Your dialogue should sound natural. But don’t make it too real!
Skip the filler lines, the “hello” and “how are you?”
Cut straight to the good stuff and leave before it gets boring.
11. Your first draft will not be your last
That first draft is a mammoth, Herculean effort. You’ll sit down and drink tea, coffee, and occasionally quantities of wine that probably aren’t good for you. You’ll work for months and end up with something almost like a book — structured, maybe even coherent — and completely unpublishable.
Think of that first draft as you telling yourself the story. It’ll be messy and inconsistent. You’ll change your mind about plot points and come up with new twists and turns. In one of my novels, I thought I was close to the end, then, in the 5th draft, I changed a protagonist’s gender and added a whole new character POV.

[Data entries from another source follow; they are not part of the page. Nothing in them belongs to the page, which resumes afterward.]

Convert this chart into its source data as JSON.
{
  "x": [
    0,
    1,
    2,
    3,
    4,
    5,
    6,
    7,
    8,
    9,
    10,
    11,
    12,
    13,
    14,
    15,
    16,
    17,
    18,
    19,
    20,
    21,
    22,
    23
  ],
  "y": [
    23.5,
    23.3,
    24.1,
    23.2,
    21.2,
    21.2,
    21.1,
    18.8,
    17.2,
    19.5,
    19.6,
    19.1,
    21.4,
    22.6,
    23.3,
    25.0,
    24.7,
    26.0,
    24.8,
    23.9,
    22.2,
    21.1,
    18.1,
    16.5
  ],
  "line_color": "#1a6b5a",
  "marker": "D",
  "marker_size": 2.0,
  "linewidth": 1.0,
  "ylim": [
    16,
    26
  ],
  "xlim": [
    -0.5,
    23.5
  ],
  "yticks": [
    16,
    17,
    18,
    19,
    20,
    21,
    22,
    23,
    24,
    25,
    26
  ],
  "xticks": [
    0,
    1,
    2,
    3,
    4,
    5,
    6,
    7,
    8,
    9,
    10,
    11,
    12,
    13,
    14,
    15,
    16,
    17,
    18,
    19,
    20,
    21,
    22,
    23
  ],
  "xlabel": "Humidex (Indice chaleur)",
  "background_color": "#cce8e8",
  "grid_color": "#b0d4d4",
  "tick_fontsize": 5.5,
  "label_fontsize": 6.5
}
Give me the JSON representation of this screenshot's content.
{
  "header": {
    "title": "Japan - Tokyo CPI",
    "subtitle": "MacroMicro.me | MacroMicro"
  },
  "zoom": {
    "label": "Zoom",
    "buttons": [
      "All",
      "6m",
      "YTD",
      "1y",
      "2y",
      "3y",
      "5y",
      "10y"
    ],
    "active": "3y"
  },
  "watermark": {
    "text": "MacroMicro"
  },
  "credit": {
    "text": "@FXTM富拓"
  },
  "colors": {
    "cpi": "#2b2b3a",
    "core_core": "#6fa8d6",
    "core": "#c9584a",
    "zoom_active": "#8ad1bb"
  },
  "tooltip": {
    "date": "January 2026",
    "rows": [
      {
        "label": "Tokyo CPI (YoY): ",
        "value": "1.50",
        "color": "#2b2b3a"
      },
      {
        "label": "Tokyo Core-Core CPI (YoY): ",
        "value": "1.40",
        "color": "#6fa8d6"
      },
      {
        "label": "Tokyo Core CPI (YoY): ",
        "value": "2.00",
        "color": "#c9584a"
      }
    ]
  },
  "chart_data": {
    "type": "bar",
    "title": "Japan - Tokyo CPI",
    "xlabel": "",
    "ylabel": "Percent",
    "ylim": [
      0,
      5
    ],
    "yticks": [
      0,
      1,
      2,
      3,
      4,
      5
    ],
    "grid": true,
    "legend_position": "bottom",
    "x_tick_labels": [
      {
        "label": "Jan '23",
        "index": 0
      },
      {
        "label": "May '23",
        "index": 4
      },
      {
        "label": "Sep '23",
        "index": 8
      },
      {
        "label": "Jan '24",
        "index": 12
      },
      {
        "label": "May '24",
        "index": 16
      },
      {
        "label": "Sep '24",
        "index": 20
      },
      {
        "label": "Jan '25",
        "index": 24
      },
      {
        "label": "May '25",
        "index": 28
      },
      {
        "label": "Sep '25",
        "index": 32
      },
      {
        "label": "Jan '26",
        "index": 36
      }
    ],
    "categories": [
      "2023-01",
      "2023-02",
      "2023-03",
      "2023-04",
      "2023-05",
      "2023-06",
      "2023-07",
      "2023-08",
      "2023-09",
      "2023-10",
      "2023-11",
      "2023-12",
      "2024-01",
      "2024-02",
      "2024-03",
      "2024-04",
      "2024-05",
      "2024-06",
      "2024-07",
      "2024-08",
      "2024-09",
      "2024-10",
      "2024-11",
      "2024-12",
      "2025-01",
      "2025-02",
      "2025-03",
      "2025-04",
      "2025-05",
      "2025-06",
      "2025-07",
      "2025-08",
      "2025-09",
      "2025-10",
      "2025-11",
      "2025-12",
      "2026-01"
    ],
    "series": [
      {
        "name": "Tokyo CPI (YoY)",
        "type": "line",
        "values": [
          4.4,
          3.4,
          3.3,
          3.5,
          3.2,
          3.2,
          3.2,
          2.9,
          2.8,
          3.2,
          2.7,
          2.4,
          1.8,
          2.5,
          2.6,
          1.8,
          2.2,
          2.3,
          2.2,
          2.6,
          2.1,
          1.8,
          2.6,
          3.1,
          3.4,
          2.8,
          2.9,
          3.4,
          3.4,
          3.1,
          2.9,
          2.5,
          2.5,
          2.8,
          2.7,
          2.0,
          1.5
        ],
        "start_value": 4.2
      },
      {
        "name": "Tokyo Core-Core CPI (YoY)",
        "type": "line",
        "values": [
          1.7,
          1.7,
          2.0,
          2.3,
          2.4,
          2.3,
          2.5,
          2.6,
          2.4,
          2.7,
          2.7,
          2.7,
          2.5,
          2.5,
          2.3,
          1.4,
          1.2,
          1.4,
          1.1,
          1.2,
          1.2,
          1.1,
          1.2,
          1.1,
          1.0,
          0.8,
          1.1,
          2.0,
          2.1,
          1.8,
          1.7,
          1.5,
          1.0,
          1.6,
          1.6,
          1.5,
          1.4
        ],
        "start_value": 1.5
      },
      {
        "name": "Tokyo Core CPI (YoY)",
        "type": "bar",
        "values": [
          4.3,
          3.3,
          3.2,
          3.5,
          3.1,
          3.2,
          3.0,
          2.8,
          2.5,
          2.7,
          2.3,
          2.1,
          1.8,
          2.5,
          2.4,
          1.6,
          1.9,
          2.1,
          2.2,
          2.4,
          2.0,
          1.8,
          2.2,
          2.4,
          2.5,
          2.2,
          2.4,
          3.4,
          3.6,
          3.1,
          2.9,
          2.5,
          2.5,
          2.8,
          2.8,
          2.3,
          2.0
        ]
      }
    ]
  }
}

The point is, getting that 1st draft down is progress. You’ve done more than 90% of writers ever do.
But you’re not done. Not by far. Put it aside. Work on something else. Then, when you’re ready, come back and start again. From the beginning.
Final Words
If there’s one key takeaway from this list, it’s that you only really figure out how to write a book by writing one.
You can read all the guides, take all the courses, and listen to all the advice, but none of it will teach you what it feels like to wrestle with a story that’s fighting you every step of the way.
So go write. Screw up. Fix it. Do it again. That’s the whole game.
When you finally reach that last page and realise you’ve actually done it, you’ve told a story from start to finish, there’s no feeling quite like it.
And then, of course, you’ll immediately start thinking about the next one.